Adopting August 1, 1914, as a reckoning date, we affirm the lower court’s award of $219,552.30, less the item just rejected of $6,810 with its added ten per cent. Upon the sum so reduced, respondent shall have interest at six per cent from August 1, 1914, until tender as hereinafter required; and until the completion of the sale, respondents shall retain the possession and operate the plant in the ordinary course. On tender, the city shall be entitled to a credit of the receipts and income after August 1, 1914, but less the respondent’s operating costs, taxes, assessments, maintenance charges, legitimate indispensable improvements, and additions since that date.
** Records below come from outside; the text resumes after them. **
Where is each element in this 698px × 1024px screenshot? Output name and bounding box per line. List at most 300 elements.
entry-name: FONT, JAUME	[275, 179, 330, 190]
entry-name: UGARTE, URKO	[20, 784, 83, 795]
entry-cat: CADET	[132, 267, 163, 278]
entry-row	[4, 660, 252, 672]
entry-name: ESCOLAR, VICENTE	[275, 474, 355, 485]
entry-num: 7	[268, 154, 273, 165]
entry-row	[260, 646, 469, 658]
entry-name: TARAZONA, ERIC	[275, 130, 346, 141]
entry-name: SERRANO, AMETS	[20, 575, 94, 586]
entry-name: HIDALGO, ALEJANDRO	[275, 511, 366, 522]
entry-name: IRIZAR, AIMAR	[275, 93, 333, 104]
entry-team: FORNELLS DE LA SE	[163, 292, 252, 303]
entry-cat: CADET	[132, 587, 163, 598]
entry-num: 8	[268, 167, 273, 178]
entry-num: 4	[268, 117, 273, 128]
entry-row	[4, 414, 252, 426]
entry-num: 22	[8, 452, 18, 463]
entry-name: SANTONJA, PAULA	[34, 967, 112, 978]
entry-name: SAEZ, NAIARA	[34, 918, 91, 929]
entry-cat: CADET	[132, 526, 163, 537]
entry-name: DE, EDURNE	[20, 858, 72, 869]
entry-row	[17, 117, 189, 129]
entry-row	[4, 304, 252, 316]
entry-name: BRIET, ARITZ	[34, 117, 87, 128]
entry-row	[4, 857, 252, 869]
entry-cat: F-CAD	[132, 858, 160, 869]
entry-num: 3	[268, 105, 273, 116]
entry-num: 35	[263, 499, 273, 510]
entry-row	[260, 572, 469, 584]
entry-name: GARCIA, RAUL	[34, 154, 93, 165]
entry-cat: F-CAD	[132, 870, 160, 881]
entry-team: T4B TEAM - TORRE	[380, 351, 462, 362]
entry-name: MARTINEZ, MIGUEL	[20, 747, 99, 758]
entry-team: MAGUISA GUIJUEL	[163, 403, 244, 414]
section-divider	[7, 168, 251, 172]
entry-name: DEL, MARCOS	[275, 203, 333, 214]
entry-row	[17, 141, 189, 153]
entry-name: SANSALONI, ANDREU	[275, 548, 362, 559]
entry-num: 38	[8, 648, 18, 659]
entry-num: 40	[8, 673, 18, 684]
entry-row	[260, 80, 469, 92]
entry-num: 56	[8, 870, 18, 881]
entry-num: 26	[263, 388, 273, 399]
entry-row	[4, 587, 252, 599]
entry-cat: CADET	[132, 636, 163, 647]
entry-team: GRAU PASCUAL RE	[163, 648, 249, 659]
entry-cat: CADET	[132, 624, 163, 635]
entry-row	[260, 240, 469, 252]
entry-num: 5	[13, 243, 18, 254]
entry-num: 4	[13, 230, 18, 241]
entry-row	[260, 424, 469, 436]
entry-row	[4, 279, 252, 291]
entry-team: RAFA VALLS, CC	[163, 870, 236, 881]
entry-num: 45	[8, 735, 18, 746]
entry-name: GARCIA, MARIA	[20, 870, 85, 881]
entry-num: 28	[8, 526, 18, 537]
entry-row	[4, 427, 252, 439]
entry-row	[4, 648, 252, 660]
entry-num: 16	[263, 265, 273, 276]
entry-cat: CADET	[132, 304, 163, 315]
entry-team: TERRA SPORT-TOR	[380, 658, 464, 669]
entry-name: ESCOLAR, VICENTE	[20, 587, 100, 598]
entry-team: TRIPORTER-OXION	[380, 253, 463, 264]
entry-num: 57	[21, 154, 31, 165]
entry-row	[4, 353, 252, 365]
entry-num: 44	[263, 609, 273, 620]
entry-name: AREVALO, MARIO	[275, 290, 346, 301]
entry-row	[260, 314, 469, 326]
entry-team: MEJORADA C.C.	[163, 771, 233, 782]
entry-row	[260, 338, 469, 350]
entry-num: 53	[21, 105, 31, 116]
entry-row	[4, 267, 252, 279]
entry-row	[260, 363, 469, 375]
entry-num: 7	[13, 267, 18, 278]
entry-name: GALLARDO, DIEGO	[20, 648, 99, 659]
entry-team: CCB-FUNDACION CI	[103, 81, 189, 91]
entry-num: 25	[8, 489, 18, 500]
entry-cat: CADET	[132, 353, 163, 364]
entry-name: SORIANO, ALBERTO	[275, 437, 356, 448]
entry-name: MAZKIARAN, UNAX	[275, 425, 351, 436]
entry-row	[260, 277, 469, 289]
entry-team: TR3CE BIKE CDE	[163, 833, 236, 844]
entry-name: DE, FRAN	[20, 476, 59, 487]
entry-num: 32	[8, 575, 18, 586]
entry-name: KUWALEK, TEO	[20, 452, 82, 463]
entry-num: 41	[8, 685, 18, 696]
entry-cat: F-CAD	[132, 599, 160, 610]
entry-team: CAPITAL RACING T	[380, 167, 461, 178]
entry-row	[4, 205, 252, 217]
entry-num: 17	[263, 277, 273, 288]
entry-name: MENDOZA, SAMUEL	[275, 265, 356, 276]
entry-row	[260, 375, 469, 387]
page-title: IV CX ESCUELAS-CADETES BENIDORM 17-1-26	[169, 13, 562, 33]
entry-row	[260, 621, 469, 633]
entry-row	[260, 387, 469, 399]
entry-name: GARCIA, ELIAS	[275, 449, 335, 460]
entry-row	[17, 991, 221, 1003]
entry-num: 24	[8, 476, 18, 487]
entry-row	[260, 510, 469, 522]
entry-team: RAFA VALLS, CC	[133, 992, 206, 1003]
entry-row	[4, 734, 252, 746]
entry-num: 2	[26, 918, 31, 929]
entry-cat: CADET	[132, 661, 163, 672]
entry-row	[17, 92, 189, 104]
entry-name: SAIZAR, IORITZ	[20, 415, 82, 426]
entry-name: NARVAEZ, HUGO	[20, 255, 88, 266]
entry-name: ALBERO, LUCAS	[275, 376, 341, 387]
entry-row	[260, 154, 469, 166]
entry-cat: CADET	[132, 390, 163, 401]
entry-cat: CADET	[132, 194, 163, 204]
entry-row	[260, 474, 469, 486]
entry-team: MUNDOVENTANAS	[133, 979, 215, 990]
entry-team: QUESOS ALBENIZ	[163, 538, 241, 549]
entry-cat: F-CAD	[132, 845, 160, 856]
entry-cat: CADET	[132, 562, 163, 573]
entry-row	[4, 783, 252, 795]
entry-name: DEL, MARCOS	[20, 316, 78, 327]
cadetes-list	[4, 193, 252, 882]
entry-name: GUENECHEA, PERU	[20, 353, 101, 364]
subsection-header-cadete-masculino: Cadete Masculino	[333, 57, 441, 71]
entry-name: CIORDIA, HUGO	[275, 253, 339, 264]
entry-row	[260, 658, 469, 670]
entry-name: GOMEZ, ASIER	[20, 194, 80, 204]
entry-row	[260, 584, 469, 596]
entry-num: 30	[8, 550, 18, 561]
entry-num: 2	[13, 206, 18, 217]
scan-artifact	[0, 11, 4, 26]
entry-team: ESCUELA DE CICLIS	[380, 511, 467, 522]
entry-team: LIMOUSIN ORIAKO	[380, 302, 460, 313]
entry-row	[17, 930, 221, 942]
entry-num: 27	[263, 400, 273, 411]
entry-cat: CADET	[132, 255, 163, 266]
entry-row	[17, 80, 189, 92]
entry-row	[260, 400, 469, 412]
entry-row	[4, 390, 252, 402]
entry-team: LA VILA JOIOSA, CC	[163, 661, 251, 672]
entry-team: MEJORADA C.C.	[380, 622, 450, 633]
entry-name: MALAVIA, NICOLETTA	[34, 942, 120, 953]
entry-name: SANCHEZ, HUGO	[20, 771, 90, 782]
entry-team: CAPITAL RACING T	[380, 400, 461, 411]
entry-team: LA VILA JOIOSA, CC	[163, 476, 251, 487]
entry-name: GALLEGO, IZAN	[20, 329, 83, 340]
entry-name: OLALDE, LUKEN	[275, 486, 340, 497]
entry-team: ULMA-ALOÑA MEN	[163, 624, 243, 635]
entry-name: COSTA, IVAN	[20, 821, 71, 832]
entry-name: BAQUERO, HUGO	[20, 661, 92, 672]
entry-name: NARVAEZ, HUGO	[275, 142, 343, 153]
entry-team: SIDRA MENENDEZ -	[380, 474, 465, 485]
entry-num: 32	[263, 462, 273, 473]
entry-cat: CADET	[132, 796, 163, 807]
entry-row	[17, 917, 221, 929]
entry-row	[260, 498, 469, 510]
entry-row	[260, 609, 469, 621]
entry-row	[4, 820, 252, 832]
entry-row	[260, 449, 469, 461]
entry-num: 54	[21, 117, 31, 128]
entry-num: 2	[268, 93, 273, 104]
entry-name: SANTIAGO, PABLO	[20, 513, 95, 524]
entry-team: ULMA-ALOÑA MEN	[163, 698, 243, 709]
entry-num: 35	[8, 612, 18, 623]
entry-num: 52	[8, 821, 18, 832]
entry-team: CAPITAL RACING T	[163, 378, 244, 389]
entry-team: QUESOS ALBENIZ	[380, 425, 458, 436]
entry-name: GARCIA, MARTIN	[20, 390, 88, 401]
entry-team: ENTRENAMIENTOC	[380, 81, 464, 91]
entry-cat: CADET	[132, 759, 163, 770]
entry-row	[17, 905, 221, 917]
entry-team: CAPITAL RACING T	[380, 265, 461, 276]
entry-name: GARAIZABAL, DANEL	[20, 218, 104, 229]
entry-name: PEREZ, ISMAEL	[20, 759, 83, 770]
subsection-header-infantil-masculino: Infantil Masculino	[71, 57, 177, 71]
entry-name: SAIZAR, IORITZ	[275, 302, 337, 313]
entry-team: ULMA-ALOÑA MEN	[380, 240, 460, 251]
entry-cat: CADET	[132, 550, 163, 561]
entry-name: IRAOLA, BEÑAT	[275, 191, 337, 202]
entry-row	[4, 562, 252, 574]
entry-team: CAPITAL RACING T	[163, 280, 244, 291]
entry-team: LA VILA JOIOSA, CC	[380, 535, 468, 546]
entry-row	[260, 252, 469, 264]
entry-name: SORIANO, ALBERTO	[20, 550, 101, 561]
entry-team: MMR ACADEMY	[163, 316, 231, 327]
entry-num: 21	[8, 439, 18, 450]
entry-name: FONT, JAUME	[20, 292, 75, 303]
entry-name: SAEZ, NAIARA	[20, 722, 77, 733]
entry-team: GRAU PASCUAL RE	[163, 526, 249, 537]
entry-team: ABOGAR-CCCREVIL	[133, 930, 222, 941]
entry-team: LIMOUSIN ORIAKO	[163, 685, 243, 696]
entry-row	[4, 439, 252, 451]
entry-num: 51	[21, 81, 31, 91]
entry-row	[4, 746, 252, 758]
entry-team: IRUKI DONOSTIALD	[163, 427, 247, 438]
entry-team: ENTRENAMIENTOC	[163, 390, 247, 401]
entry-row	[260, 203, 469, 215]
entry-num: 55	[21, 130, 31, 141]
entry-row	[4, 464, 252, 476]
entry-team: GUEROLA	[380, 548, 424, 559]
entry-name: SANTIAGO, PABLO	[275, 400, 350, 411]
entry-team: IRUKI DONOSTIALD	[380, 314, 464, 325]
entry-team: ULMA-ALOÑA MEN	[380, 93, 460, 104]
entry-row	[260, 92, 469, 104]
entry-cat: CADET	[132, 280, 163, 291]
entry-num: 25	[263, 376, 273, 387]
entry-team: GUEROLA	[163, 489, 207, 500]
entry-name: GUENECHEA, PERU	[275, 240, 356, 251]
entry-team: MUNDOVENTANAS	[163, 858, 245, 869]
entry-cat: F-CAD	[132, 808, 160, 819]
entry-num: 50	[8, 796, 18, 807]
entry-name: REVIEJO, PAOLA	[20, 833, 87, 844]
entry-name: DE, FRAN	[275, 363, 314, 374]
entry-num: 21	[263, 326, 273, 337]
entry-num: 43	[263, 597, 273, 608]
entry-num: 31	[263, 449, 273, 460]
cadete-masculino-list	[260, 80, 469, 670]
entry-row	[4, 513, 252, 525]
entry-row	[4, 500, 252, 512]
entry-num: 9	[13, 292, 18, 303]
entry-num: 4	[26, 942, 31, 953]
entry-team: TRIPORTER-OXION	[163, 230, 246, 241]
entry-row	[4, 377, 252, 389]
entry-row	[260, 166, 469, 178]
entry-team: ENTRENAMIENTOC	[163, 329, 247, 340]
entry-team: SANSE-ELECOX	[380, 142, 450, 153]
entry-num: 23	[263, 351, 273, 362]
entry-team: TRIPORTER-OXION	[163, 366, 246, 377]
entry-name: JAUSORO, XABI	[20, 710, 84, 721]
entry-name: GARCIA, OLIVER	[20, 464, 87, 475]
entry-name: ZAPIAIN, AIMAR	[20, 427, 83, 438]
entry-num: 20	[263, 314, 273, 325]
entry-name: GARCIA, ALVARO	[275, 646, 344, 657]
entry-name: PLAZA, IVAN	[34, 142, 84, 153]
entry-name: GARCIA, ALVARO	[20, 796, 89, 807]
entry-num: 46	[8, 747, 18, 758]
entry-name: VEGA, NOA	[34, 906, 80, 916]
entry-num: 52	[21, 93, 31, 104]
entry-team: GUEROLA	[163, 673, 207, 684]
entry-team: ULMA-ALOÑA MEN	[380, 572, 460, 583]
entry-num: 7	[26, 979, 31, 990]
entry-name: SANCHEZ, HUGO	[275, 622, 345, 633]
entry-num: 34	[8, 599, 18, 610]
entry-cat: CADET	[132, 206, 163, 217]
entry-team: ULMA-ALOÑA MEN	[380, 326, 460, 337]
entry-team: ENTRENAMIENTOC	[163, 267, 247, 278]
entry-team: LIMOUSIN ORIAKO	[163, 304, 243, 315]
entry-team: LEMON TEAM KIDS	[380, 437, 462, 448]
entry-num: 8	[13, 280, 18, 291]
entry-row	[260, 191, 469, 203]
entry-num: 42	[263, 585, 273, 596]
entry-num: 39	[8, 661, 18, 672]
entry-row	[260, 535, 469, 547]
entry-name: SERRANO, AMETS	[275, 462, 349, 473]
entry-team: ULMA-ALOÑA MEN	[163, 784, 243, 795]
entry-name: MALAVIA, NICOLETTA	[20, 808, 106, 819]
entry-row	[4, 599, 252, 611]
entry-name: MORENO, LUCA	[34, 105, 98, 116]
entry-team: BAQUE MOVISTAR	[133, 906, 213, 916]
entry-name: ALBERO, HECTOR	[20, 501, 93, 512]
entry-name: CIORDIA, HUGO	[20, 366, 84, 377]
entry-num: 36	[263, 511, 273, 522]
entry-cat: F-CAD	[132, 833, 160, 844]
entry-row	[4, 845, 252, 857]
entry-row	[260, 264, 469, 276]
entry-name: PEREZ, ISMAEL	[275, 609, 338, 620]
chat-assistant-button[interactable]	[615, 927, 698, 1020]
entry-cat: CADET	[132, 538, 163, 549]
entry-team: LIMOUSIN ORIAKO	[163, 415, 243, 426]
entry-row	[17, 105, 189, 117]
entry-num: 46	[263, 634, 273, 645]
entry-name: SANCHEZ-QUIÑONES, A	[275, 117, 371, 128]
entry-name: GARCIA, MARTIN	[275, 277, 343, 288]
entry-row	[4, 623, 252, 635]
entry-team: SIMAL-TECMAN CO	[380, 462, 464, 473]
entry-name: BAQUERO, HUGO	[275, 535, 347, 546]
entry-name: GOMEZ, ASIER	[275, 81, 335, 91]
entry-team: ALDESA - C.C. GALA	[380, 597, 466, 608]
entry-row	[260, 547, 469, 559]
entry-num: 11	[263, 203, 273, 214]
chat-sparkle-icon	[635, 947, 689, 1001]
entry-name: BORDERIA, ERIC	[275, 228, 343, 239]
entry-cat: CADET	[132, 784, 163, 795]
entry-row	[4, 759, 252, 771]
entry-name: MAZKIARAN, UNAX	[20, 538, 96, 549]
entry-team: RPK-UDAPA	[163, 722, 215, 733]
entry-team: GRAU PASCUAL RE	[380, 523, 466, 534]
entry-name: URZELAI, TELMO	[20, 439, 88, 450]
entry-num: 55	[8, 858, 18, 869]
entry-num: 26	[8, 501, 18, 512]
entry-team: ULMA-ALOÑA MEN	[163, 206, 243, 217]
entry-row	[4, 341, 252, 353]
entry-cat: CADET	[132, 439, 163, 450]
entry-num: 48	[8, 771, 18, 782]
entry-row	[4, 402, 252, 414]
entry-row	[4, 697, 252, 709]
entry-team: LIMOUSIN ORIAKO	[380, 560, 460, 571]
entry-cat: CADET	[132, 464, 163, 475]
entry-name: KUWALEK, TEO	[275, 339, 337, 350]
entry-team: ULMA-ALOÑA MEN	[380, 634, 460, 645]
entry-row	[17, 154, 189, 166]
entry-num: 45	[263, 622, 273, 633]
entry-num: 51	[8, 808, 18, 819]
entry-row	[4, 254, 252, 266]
Leaving to the city its own way of raising the purchase price, we take judicial notice that a bond election will prob*374ably be necessary, and we accordingly allowed the city four months after the remittitur of this court shall be filed below in which to make its tender or suffer dismissal of this suit. The tender shall be made by the city’s depositing in the lower court one-half of the above fixed purchase price, accompanied by a certificate from the city treasurer showing a concomitant ability to pay the remainder upon the accounting now decreed from the 1st day of August, 1914, between the receipts and income on the one hand and the permitted disbursements of respondents on the other hand. Thereupon, if the parties do not agree on the precise balance, the lower court shall take accounting: The costs of this and of the lower court shall be equally divided between the parties, and shall not be an item in the purchase price.

Except as herein modified, the decree' of the lower court is affirmed, and the cause is remanded for any further proceedings made necessary by this opinion.

Morris, C. J., Main, Holcomb, and Parkeb, JJ., concur.